Le 31 [August 1766]
Les ordres et volontés de mon cher et respectable patron ont été exécutés hier au moment de mon arrivée.
Voilà quel a été l'emploi de ce premier moment et le seul qui pouvait suspendre les regrets de m'être éloignée de vous. Et tout ce qui connaîtra comme moi cette belle âme et la bonté de votre cœur, joindra à l'admiration qui vous est bien due, ce sentiment tendre que je vous ai voué pour ma vie. Je n'ai pas les mêmes titres pour l'obtenir, mais si l'attachement a des droits je pourrais exiger beaucoup. Vous vous intéresseriez à moi, vous me donneriez souvent de vos nouvelles, et de tout cet intérieur charmant dont je suis idolâtre et qui sera envié par tous les gens sensibles et assez sensés pour juger que le vrai bonheur consiste à faire des heureux, mériter des amis et savoir en jouir.

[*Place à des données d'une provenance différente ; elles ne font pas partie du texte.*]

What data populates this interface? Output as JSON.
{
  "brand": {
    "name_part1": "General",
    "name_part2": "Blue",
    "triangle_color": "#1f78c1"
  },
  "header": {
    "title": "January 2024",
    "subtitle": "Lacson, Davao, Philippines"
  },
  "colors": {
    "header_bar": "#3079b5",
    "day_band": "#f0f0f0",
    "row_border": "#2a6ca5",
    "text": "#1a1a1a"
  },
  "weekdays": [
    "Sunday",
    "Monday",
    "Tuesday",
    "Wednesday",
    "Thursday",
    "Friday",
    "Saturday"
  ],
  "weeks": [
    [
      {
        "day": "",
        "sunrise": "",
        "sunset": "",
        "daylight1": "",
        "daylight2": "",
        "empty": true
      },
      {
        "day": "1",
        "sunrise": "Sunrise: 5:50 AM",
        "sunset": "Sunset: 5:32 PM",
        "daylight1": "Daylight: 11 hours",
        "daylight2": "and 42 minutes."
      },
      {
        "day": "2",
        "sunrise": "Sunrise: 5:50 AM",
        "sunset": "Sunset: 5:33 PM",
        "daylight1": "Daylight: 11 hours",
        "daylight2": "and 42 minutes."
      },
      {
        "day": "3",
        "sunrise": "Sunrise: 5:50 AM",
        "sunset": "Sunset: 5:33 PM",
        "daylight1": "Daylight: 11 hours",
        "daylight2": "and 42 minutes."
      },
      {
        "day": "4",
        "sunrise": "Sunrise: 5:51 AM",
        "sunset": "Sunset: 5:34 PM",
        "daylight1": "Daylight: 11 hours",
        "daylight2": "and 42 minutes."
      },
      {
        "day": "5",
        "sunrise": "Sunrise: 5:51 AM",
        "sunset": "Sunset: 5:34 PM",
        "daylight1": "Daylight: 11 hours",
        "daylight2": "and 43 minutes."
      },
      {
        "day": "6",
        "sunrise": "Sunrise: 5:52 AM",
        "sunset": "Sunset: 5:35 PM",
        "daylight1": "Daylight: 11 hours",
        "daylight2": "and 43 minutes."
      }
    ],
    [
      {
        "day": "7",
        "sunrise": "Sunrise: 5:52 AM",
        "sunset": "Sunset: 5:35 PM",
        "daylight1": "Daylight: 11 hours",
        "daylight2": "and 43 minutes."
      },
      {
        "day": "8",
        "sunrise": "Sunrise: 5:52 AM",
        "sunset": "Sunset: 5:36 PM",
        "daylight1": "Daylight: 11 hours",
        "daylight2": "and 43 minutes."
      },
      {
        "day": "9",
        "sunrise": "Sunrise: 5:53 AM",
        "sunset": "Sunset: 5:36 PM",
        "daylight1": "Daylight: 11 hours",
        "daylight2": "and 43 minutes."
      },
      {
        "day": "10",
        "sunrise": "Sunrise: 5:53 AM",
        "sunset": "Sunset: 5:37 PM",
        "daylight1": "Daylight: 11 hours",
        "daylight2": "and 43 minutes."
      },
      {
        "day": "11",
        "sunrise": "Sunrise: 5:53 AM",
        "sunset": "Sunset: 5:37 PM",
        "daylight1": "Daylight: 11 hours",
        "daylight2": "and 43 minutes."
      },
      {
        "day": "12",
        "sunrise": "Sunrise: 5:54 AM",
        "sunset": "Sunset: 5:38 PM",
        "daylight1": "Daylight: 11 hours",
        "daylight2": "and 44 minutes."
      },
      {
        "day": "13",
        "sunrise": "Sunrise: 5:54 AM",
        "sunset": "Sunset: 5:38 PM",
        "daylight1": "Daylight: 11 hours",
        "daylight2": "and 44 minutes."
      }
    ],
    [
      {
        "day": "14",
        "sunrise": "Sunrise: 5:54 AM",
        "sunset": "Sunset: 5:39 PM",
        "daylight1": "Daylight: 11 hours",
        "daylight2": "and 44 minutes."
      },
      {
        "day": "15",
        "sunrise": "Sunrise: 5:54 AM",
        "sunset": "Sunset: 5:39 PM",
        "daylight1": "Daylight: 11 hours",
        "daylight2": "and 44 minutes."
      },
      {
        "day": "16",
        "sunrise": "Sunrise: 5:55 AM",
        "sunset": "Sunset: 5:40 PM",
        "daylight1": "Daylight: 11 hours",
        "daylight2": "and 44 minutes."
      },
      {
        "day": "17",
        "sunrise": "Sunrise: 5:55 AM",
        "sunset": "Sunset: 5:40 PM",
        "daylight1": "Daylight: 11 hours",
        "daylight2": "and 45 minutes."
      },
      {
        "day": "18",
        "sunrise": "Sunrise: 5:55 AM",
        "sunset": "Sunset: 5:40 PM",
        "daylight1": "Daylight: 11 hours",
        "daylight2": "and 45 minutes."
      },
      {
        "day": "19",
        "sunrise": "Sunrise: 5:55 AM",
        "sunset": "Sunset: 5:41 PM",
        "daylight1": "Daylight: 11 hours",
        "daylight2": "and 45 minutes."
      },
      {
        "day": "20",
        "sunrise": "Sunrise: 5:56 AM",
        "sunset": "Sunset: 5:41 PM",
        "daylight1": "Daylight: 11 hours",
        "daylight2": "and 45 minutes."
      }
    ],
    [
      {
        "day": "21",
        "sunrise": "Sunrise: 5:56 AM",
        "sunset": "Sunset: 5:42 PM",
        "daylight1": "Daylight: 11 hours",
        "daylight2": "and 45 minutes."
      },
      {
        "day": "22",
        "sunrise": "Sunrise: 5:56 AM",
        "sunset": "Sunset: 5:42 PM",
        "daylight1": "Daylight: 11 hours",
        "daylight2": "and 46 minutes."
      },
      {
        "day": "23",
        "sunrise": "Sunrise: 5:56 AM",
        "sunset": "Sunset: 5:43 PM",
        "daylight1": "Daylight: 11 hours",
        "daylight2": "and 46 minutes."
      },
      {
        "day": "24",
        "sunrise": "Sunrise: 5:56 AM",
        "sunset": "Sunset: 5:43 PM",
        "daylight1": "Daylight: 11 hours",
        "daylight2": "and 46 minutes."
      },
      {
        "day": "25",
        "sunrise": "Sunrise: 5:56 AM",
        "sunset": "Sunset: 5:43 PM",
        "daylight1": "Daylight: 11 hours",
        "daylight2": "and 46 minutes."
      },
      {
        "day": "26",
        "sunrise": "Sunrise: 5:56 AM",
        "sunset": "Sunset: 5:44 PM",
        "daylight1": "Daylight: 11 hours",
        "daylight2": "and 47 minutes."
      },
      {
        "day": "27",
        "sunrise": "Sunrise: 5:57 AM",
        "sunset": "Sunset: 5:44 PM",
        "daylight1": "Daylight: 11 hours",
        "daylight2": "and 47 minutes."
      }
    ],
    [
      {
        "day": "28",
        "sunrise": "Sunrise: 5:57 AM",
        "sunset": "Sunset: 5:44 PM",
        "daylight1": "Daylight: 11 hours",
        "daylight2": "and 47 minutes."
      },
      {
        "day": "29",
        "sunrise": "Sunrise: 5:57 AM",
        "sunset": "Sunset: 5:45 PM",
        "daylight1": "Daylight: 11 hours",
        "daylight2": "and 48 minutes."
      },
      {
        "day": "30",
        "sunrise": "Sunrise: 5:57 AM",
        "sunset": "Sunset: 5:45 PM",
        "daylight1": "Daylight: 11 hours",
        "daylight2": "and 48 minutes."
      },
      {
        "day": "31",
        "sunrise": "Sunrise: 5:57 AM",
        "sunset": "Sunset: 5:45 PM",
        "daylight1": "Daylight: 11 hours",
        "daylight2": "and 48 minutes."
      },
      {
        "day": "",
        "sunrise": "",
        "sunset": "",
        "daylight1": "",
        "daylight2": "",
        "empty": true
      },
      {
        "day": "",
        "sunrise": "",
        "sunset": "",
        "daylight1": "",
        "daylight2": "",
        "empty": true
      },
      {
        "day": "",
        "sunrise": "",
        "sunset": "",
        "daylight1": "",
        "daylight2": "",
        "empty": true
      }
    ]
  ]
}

Ce tableau est bien éloigné de tout ce que je vais retrouver dans la société et me la rendra bien insipide, mais je serai beaucoup chez moi, et grâce à vos dons j'aurai de quoi m'occuper mais ce n'est plus du génie universel d'où dépendra mon agrément. Je veux encore intéresser votre cœur. Il faut que vous ayez un peu d'amitié pour moi, que vous me regardiez comme quelqu'un qui vous est entièrement dévouée que j'aie souvent de vos nouvelles et que je sois sûre que vous êtes parfaitement heureux.